Strike a blow for Social Justice…

…and close another independent science fiction bookstore.

Independent bookstores have faced tough times for quite a while. In San Francisco, neighborhood businesses have been passionately protected, so it’s hard to believe that an initiative passed by voters to raise the minimum wage is driving a Mission District bookstore out of business.

San Francisco’s minimum wage is currently $11.05 an hour. By July of 2018, the minimum wage in San Francisco will be $15 an hour. That increase is forcing Borderlands Bookstore to write its last chapter now.

When actor Scott Cox took a job at Borderlands Books he didn’t do it for the money.

“I’ve been a longtime customer of the store,” he said. “I love the people, I love the books.”

The work let him squeak by while nourishing his passion for sci-fi and fantasy.

“Everyone who works here does this because they love books, they love stories, and they love being booksellers,” said book store owner Alan Beatts.

That’s why store owner Beatts found it so tough to post a sign in the front window that the store is closing. “We’re going to be closing by the end of March,” he said.
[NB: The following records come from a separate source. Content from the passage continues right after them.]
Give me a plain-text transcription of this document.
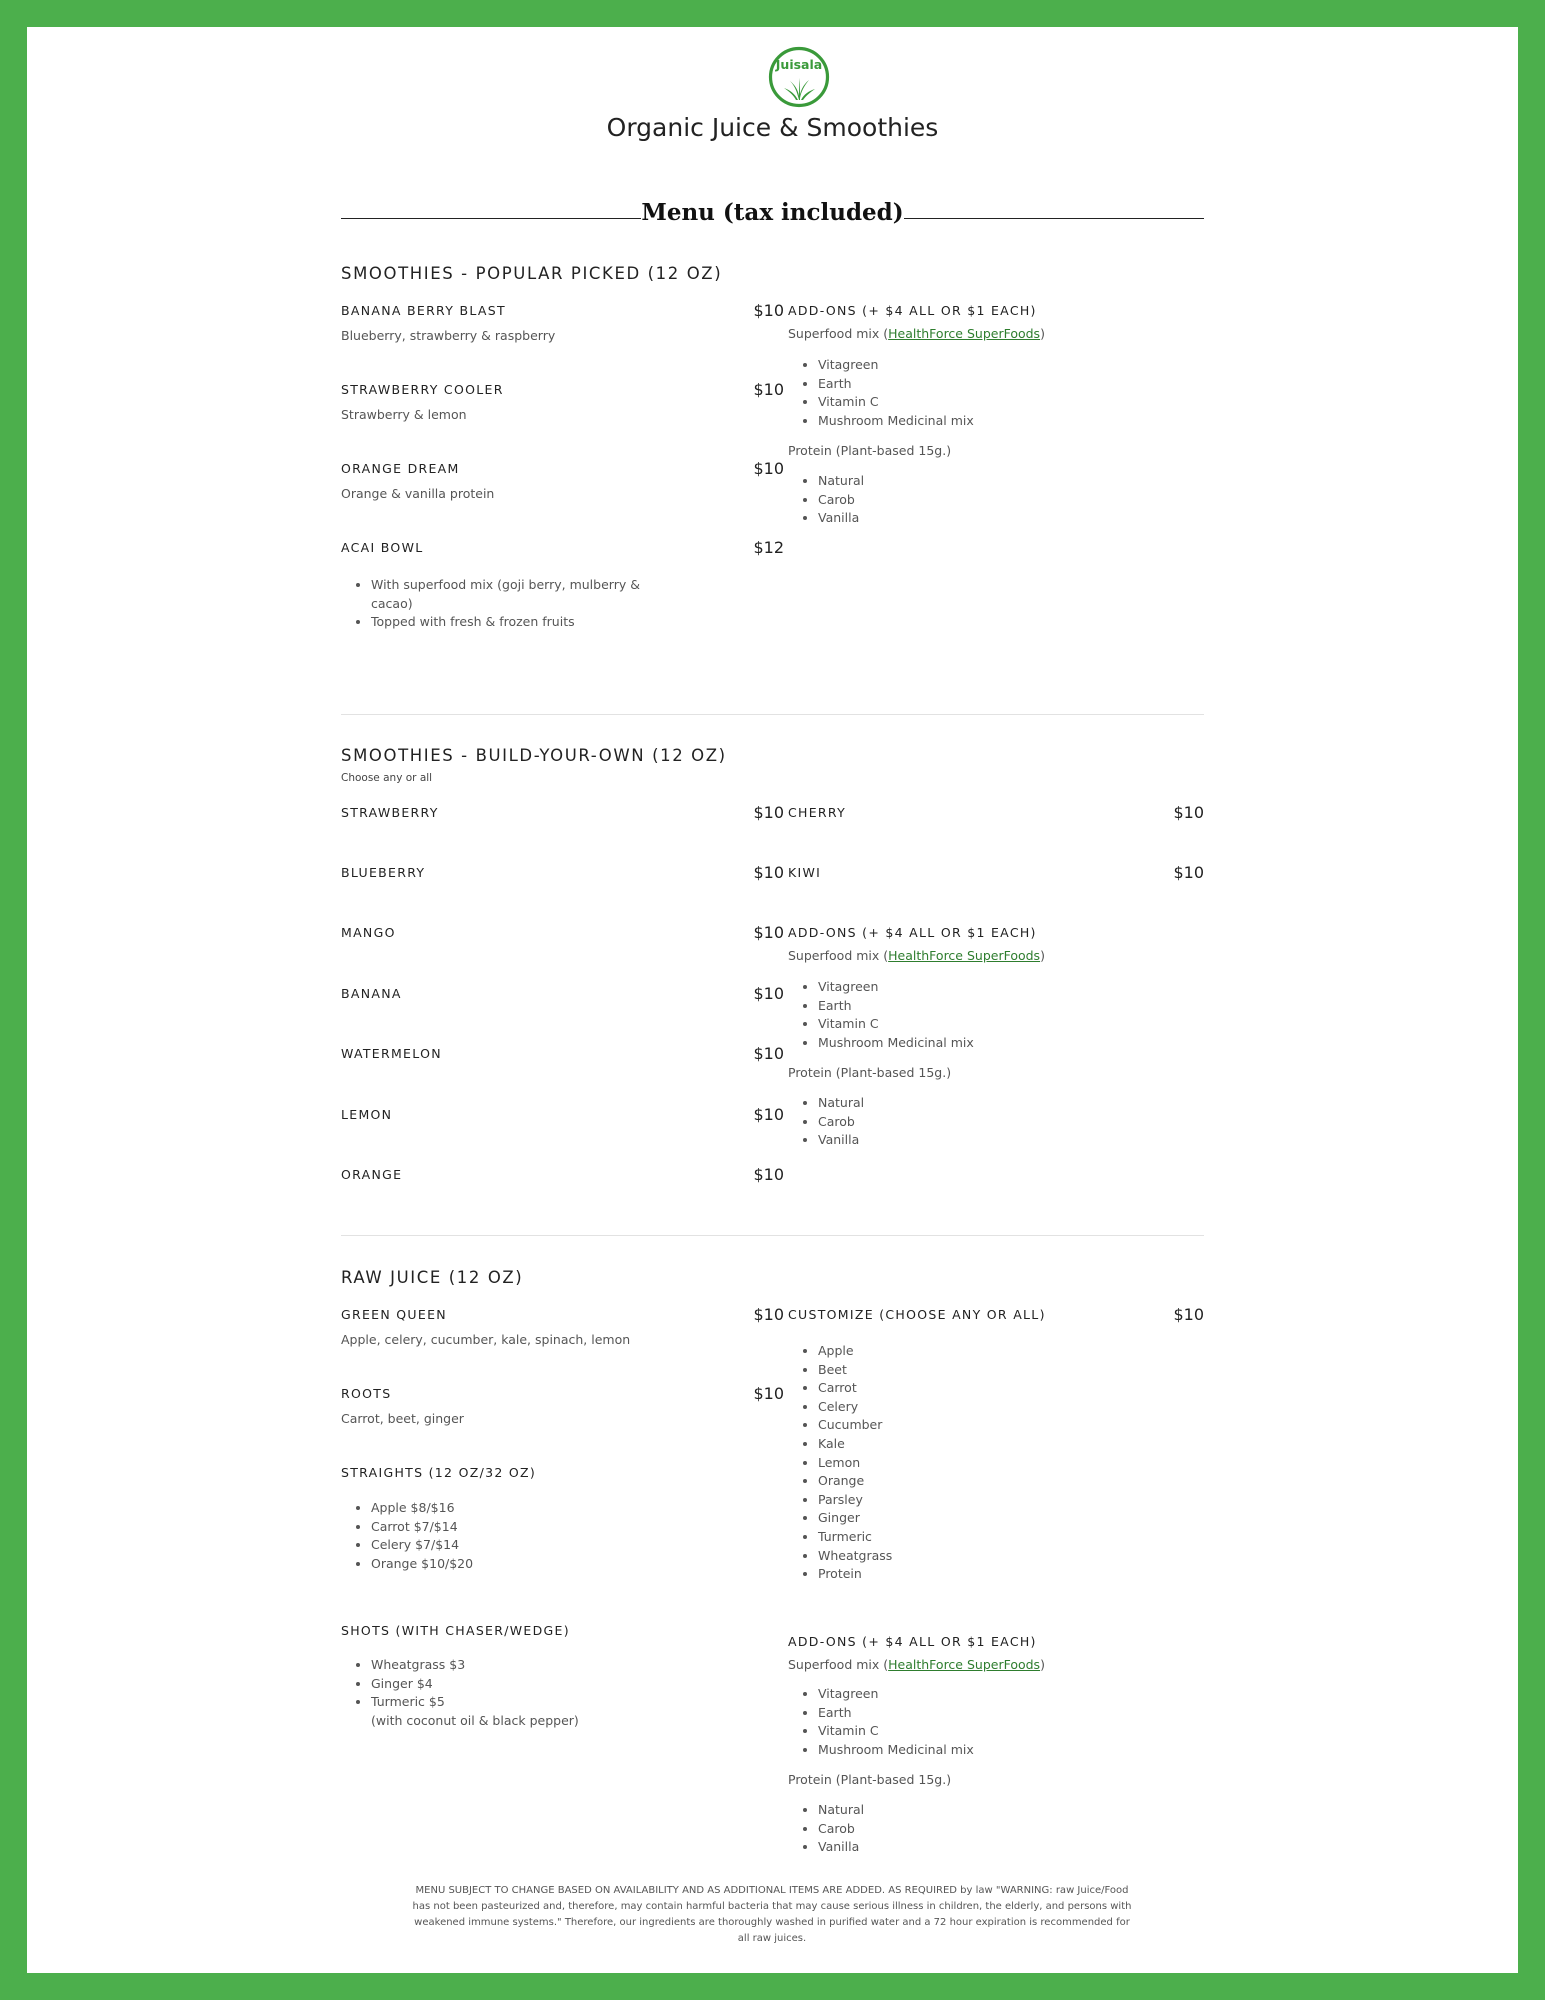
Juisala
Organic Juice & Smoothies
Menu (tax included)
SMOOTHIES - POPULAR PICKED (12 OZ)
BANANA BERRY BLAST	$10
Blueberry, strawberry & raspberry
STRAWBERRY COOLER	$10
Strawberry & lemon
ORANGE DREAM	$10
Orange & vanilla protein
ACAI BOWL	$12
• With superfood mix (goji berry, mulberry &
cacao)
• Topped with fresh & frozen fruits
ADD-ONS (+ $4 ALL OR $1 EACH)
Superfood mix (HealthForce SuperFoods)
• Vitagreen
• Earth
• Vitamin C
• Mushroom Medicinal mix
Protein (Plant-based 15g.)
• Natural
• Carob
• Vanilla
SMOOTHIES - BUILD-YOUR-OWN (12 OZ)
Choose any or all
STRAWBERRY	$10
BLUEBERRY	$10
MANGO	$10
BANANA	$10
WATERMELON	$10
LEMON	$10
ORANGE	$10
CHERRY	$10
KIWI	$10
ADD-ONS (+ $4 ALL OR $1 EACH)
Superfood mix (HealthForce SuperFoods)
• Vitagreen
• Earth
• Vitamin C
• Mushroom Medicinal mix
Protein (Plant-based 15g.)
• Natural
• Carob
• Vanilla
RAW JUICE (12 OZ)
GREEN QUEEN	$10
Apple, celery, cucumber, kale, spinach, lemon
ROOTS	$10
Carrot, beet, ginger
STRAIGHTS (12 OZ/32 OZ)
• Apple $8/$16
• Carrot $7/$14
• Celery $7/$14
• Orange $10/$20
SHOTS (WITH CHASER/WEDGE)
• Wheatgrass $3
• Ginger $4
• Turmeric $5
(with coconut oil & black pepper)
CUSTOMIZE (CHOOSE ANY OR ALL)	$10
• Apple
• Beet
• Carrot
• Celery
• Cucumber
• Kale
• Lemon
• Orange
• Parsley
• Ginger
• Turmeric
• Wheatgrass
• Protein
ADD-ONS (+ $4 ALL OR $1 EACH)
Superfood mix (HealthForce SuperFoods)
• Vitagreen
• Earth
• Vitamin C
• Mushroom Medicinal mix
Protein (Plant-based 15g.)
• Natural
• Carob
• Vanilla
MENU SUBJECT TO CHANGE BASED ON AVAILABILITY AND AS ADDITIONAL ITEMS ARE ADDED. AS REQUIRED by law "WARNING: raw Juice/Food has not been pasteurized and, therefore, may contain harmful bacteria that may cause serious illness in children, the elderly, and persons with weakened immune systems." Therefore, our ingredients are thoroughly washed in purified water and a 72 hour expiration is recommended for all raw juices.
Borderlands was turning a small profit, about $3,000 last year. Then voters approved a hike in the minimum wage, a gradual rise from $10.75 up to $15 an hour.

“And by 2018 we’ll be losing about $25,000 a year,” he said.

It’s an unexpected plot twist for loyal customers.

“You know, I voted for the measure as well, the minimum wage measure,” customer Edward Vallecillo said. “It’s not something that I thought would affect certain specific small businesses. I feel sad.”

Though it’s caught a lot of people off guard, one group that wasn’t completely surprised was the Board of Supervisors. In fact, they say they debated this very topic before sending the minimum wage to the voters.

“I know that bookstores are in a tough position, and this did come up in the discussions on minimum wage,” San Francisco supervisor Scott Wiener said.

Wiener knows a lot of merchants will pass the wage increases on to their customers, but not bookstores.

“I can’t increase the prices of my products because books, unlike many other things, have a price printed on them,”

Wiener says it’s the will of the voters. Seventy-seven percent of them voted for this latest wage hike.

“Borderlands Books is an phenomenal bookstore, I was just in it yesterday,” Wiener said. “I hope they don’t close. It’s an amazing resource.”

But Alan Beatts said he can’t see a way to avoid it.

 

Independent bookstores have a paper thin profit margin, with the greatest expenses involving labor, rent and product.

Doubling the labor costs of any small business is probably enough to capsize it.